Abstract P304: Association of Epigenetic Age Acceleration With Cognition in the Bogalusa Heart Study

Background: Despite known associations of epigenetic age acceleration (EAA), or increased DNA methylation (DNAm)-based age relative to chronological age, with Alzheimer’s disease, few studies have investigated the relation of EAA with midlife cognitive function. We examined cross-sectional associations of EAA with cognition among the 1,252 middle-aged participants of the Bogalusa Heart Study 2013-2016 study visit. Methods: Whole-blood DNA methylation data was generated using the Illumina HumanMethylation450 BeadChip. Four EAA measures, including extrinsic EAA (EEAA), intrinsic EAA (IEAA), PhenoAA and GrimAA, were derived from the methylation data. Cognitive function was assessed by a standard battery of eight neurocognitive tests covering five cognition domains, and a global cognition score was calculated. Associations of EAA measures with cognitive function were assessed by 3 multivariable models sequentially adding (i) demographics (age, sex, race, education) and vocabulary; (ii) lifestyle behaviors (smoking, alcohol drinking, and depression), and (iii) clinical measures (blood pressure, lipids, body mass index, glycated hemoglobin, medication, and white blood cell count. Results: After Bonferroni correction (α=1.39E-3), PhenoAA and GrimAA were significantly associated with decreased processing speed (lower Digit coding test score) and decreased working memory (higher trail making test A score).

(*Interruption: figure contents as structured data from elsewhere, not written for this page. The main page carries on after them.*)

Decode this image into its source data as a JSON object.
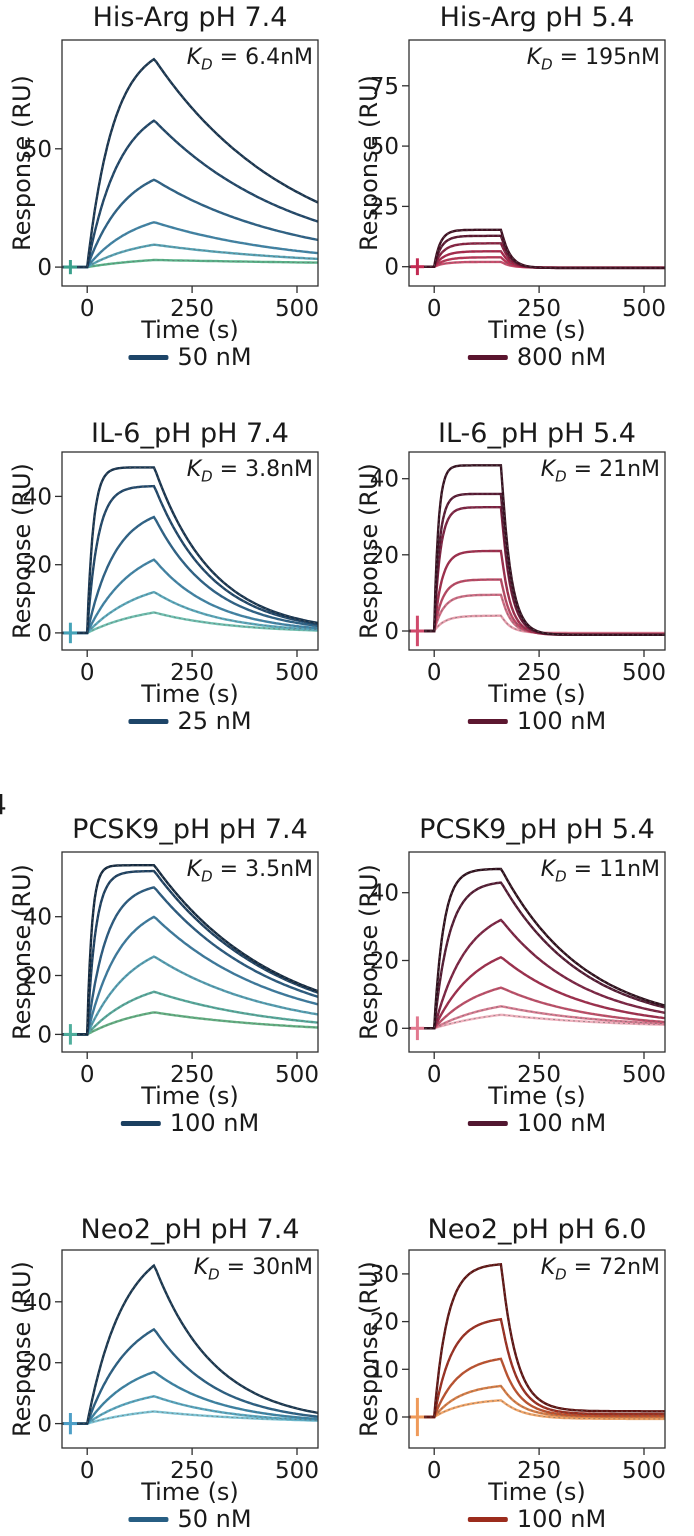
{
  "figure": {
    "background": "#ffffff",
    "text_color": "#1a1a1a",
    "axis_color": "#2f2f2f"
  },
  "edge_fragment": {
    "text": "4"
  },
  "chart_data": [
    {
      "type": "line",
      "title": "His-Arg pH 7.4",
      "kd": {
        "k": "K",
        "sub": "D",
        "rest": " = 6.4nM"
      },
      "ylabel": "Response (RU)",
      "xlabel": "Time (s)",
      "legend": {
        "label": "50 nM",
        "color": "#1d4568",
        "position": "below"
      },
      "axes": {
        "xlim": [
          -60,
          550
        ],
        "ylim": [
          -8,
          96
        ],
        "xticks": [
          0,
          250,
          500
        ],
        "yticks": [
          0,
          50
        ],
        "grid": false
      },
      "spike": {
        "t": -40,
        "amp": 3,
        "color": "#3aa08c"
      },
      "series": [
        {
          "peak": 88,
          "ka": 0.016,
          "koff": 0.003,
          "color": "#17344f"
        },
        {
          "peak": 62,
          "ka": 0.013,
          "koff": 0.003,
          "color": "#1d4568"
        },
        {
          "peak": 37,
          "ka": 0.011,
          "koff": 0.003,
          "color": "#2a6187"
        },
        {
          "peak": 19,
          "ka": 0.009,
          "koff": 0.003,
          "color": "#3f85a8"
        },
        {
          "peak": 9.5,
          "ka": 0.008,
          "koff": 0.0026,
          "color": "#57a3b5"
        },
        {
          "peak": 3,
          "ka": 0.006,
          "koff": 0.0012,
          "color": "#59b389"
        }
      ]
    },
    {
      "type": "line",
      "title": "His-Arg pH 5.4",
      "kd": {
        "k": "K",
        "sub": "D",
        "rest": " = 195nM"
      },
      "ylabel": "Response (RU)",
      "xlabel": "Time (s)",
      "legend": {
        "label": "800 nM",
        "color": "#5a142e",
        "position": "below"
      },
      "axes": {
        "xlim": [
          -60,
          550
        ],
        "ylim": [
          -8,
          94
        ],
        "xticks": [
          0,
          250,
          500
        ],
        "yticks": [
          0,
          25,
          50,
          75
        ],
        "grid": false
      },
      "spike": {
        "t": -40,
        "amp": 3.5,
        "color": "#c22a52"
      },
      "series": [
        {
          "peak": 15.3,
          "ka": 0.07,
          "koff": 0.05,
          "settle": -0.5,
          "color": "#400f21"
        },
        {
          "peak": 12.8,
          "ka": 0.06,
          "koff": 0.05,
          "settle": -0.5,
          "color": "#5a142e"
        },
        {
          "peak": 9.7,
          "ka": 0.05,
          "koff": 0.05,
          "settle": -0.5,
          "color": "#871e3e"
        },
        {
          "peak": 6.4,
          "ka": 0.045,
          "koff": 0.05,
          "settle": -0.4,
          "color": "#aa2449"
        },
        {
          "peak": 3.9,
          "ka": 0.04,
          "koff": 0.05,
          "settle": -0.4,
          "color": "#bb3456"
        },
        {
          "peak": 2.0,
          "ka": 0.04,
          "koff": 0.05,
          "settle": -0.3,
          "color": "#ca4e6d"
        }
      ]
    },
    {
      "type": "line",
      "title": "IL-6_pH pH 7.4",
      "kd": {
        "k": "K",
        "sub": "D",
        "rest": " = 3.8nM"
      },
      "ylabel": "Response (RU)",
      "xlabel": "Time (s)",
      "legend": {
        "label": "25 nM",
        "color": "#1d4568",
        "position": "below"
      },
      "axes": {
        "xlim": [
          -60,
          550
        ],
        "ylim": [
          -5,
          53
        ],
        "xticks": [
          0,
          250,
          500
        ],
        "yticks": [
          0,
          20,
          40
        ],
        "grid": false
      },
      "spike": {
        "t": -40,
        "amp": 3,
        "color": "#45a3b8"
      },
      "series": [
        {
          "peak": 48.5,
          "ka": 0.07,
          "koff": 0.0072,
          "color": "#16334e"
        },
        {
          "peak": 43,
          "ka": 0.04,
          "koff": 0.0072,
          "color": "#1d4568"
        },
        {
          "peak": 34,
          "ka": 0.015,
          "koff": 0.0072,
          "color": "#2a6187"
        },
        {
          "peak": 21.5,
          "ka": 0.0095,
          "koff": 0.007,
          "color": "#3f85a8"
        },
        {
          "peak": 12,
          "ka": 0.008,
          "koff": 0.0065,
          "color": "#5aa9bc"
        },
        {
          "peak": 6,
          "ka": 0.007,
          "koff": 0.0055,
          "color": "#6fc0b0"
        }
      ]
    },
    {
      "type": "line",
      "title": "IL-6_pH pH 5.4",
      "kd": {
        "k": "K",
        "sub": "D",
        "rest": " = 21nM"
      },
      "ylabel": "Response (RU)",
      "xlabel": "Time (s)",
      "legend": {
        "label": "100 nM",
        "color": "#5c1730",
        "position": "below"
      },
      "axes": {
        "xlim": [
          -60,
          550
        ],
        "ylim": [
          -5,
          47
        ],
        "xticks": [
          0,
          250,
          500
        ],
        "yticks": [
          0,
          20,
          40
        ],
        "grid": false
      },
      "spike": {
        "t": -40,
        "amp": 4,
        "color": "#d0496b"
      },
      "series": [
        {
          "peak": 43.5,
          "ka": 0.1,
          "koff": 0.045,
          "settle": -1,
          "color": "#36101f"
        },
        {
          "peak": 36,
          "ka": 0.08,
          "koff": 0.045,
          "settle": -1,
          "color": "#571731"
        },
        {
          "peak": 32.5,
          "ka": 0.07,
          "koff": 0.045,
          "settle": -1,
          "color": "#7d1f3f"
        },
        {
          "peak": 21,
          "ka": 0.055,
          "koff": 0.045,
          "settle": -1,
          "color": "#a02a4a"
        },
        {
          "peak": 13.5,
          "ka": 0.05,
          "koff": 0.045,
          "settle": -0.8,
          "color": "#bc4763"
        },
        {
          "peak": 9.5,
          "ka": 0.045,
          "koff": 0.045,
          "settle": -0.7,
          "color": "#d06e85"
        },
        {
          "peak": 4,
          "ka": 0.04,
          "koff": 0.045,
          "settle": -0.5,
          "color": "#e59cab"
        }
      ]
    },
    {
      "type": "line",
      "title": "PCSK9_pH pH 7.4",
      "kd": {
        "k": "K",
        "sub": "D",
        "rest": " = 3.5nM"
      },
      "ylabel": "Response (RU)",
      "xlabel": "Time (s)",
      "legend": {
        "label": "100 nM",
        "color": "#1b3f60",
        "position": "below"
      },
      "axes": {
        "xlim": [
          -60,
          550
        ],
        "ylim": [
          -6,
          62
        ],
        "xticks": [
          0,
          250,
          500
        ],
        "yticks": [
          0,
          20,
          40
        ],
        "grid": false
      },
      "spike": {
        "t": -40,
        "amp": 3.5,
        "color": "#4fae9c"
      },
      "series": [
        {
          "peak": 57.5,
          "ka": 0.09,
          "koff": 0.0035,
          "color": "#13293f"
        },
        {
          "peak": 55.5,
          "ka": 0.05,
          "koff": 0.0035,
          "color": "#1b3f60"
        },
        {
          "peak": 50,
          "ka": 0.022,
          "koff": 0.0035,
          "color": "#27597f"
        },
        {
          "peak": 40,
          "ka": 0.013,
          "koff": 0.0035,
          "color": "#3a7ba0"
        },
        {
          "peak": 26.5,
          "ka": 0.0095,
          "koff": 0.0035,
          "color": "#54a0b4"
        },
        {
          "peak": 14.5,
          "ka": 0.008,
          "koff": 0.0033,
          "color": "#57ab9d"
        },
        {
          "peak": 7.5,
          "ka": 0.007,
          "koff": 0.003,
          "color": "#63b183"
        }
      ]
    },
    {
      "type": "line",
      "title": "PCSK9_pH pH 5.4",
      "kd": {
        "k": "K",
        "sub": "D",
        "rest": " = 11nM"
      },
      "ylabel": "Response (RU)",
      "xlabel": "Time (s)",
      "legend": {
        "label": "100 nM",
        "color": "#521730",
        "position": "below"
      },
      "axes": {
        "xlim": [
          -60,
          550
        ],
        "ylim": [
          -7,
          52
        ],
        "xticks": [
          0,
          250,
          500
        ],
        "yticks": [
          0,
          20,
          40
        ],
        "grid": false
      },
      "spike": {
        "t": -40,
        "amp": 3.5,
        "color": "#e2798f"
      },
      "series": [
        {
          "peak": 47,
          "ka": 0.045,
          "koff": 0.005,
          "color": "#2e0f1b"
        },
        {
          "peak": 43,
          "ka": 0.028,
          "koff": 0.005,
          "color": "#521730"
        },
        {
          "peak": 32,
          "ka": 0.013,
          "koff": 0.005,
          "color": "#7c2040"
        },
        {
          "peak": 21,
          "ka": 0.01,
          "koff": 0.005,
          "color": "#a02a4a"
        },
        {
          "peak": 12,
          "ka": 0.009,
          "koff": 0.0048,
          "color": "#c14f69"
        },
        {
          "peak": 6.5,
          "ka": 0.007,
          "koff": 0.004,
          "color": "#d87d92"
        },
        {
          "peak": 4,
          "ka": 0.006,
          "koff": 0.0035,
          "color": "#efb0bd"
        }
      ]
    },
    {
      "type": "line",
      "title": "Neo2_pH pH 7.4",
      "kd": {
        "k": "K",
        "sub": "D",
        "rest": " = 30nM"
      },
      "ylabel": "Response (RU)",
      "xlabel": "Time (s)",
      "legend": {
        "label": "50 nM",
        "color": "#275e83",
        "position": "below"
      },
      "axes": {
        "xlim": [
          -60,
          550
        ],
        "ylim": [
          -8,
          57
        ],
        "xticks": [
          0,
          250,
          500
        ],
        "yticks": [
          0,
          20,
          40
        ],
        "grid": false
      },
      "spike": {
        "t": -40,
        "amp": 3.5,
        "color": "#4d9fc7"
      },
      "series": [
        {
          "peak": 52,
          "ka": 0.0115,
          "koff": 0.0069,
          "color": "#18364f"
        },
        {
          "peak": 31,
          "ka": 0.01,
          "koff": 0.0067,
          "color": "#275e83"
        },
        {
          "peak": 17,
          "ka": 0.009,
          "koff": 0.0062,
          "color": "#3a84a6"
        },
        {
          "peak": 9,
          "ka": 0.008,
          "koff": 0.0055,
          "color": "#58a7c0"
        },
        {
          "peak": 4,
          "ka": 0.007,
          "koff": 0.0036,
          "color": "#7cc3d4"
        }
      ]
    },
    {
      "type": "line",
      "title": "Neo2_pH pH 6.0",
      "kd": {
        "k": "K",
        "sub": "D",
        "rest": " = 72nM"
      },
      "ylabel": "Response (RU)",
      "xlabel": "Time (s)",
      "legend": {
        "label": "100 nM",
        "color": "#9c2c1d",
        "position": "below"
      },
      "axes": {
        "xlim": [
          -60,
          550
        ],
        "ylim": [
          -6.5,
          35
        ],
        "xticks": [
          0,
          250,
          500
        ],
        "yticks": [
          0,
          10,
          20,
          30
        ],
        "grid": false
      },
      "spike": {
        "t": -40,
        "amp": 4,
        "color": "#ef9a5a"
      },
      "series": [
        {
          "peak": 32,
          "ka": 0.032,
          "koff": 0.028,
          "settle": 1.2,
          "color": "#5f1311"
        },
        {
          "peak": 20.5,
          "ka": 0.024,
          "koff": 0.026,
          "settle": 0.6,
          "color": "#9c2c1d"
        },
        {
          "peak": 12.2,
          "ka": 0.018,
          "koff": 0.024,
          "settle": 0.2,
          "color": "#c0512c"
        },
        {
          "peak": 6.5,
          "ka": 0.016,
          "koff": 0.022,
          "settle": 0,
          "color": "#d97e46"
        },
        {
          "peak": 3.5,
          "ka": 0.014,
          "koff": 0.02,
          "settle": -0.4,
          "color": "#f0a468"
        }
      ]
    }
  ]
}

GrimAA was also associated with lower global cognition score ( Table ). EEAA was associated with decreased processing speed (lower Digit coding test). After adjusting for lifestyle and clinical measures, such associations were slightly attenuated but remained at least nominally significant. IEAA was not associated with any cognitive test results. Conclusions: EAA measured by PhenoAA, GrimAA, and EEAA were significantly associated with decreased processing speed, working memory, and/or global cognition. The associations were independent of known cognitive decline risk factors.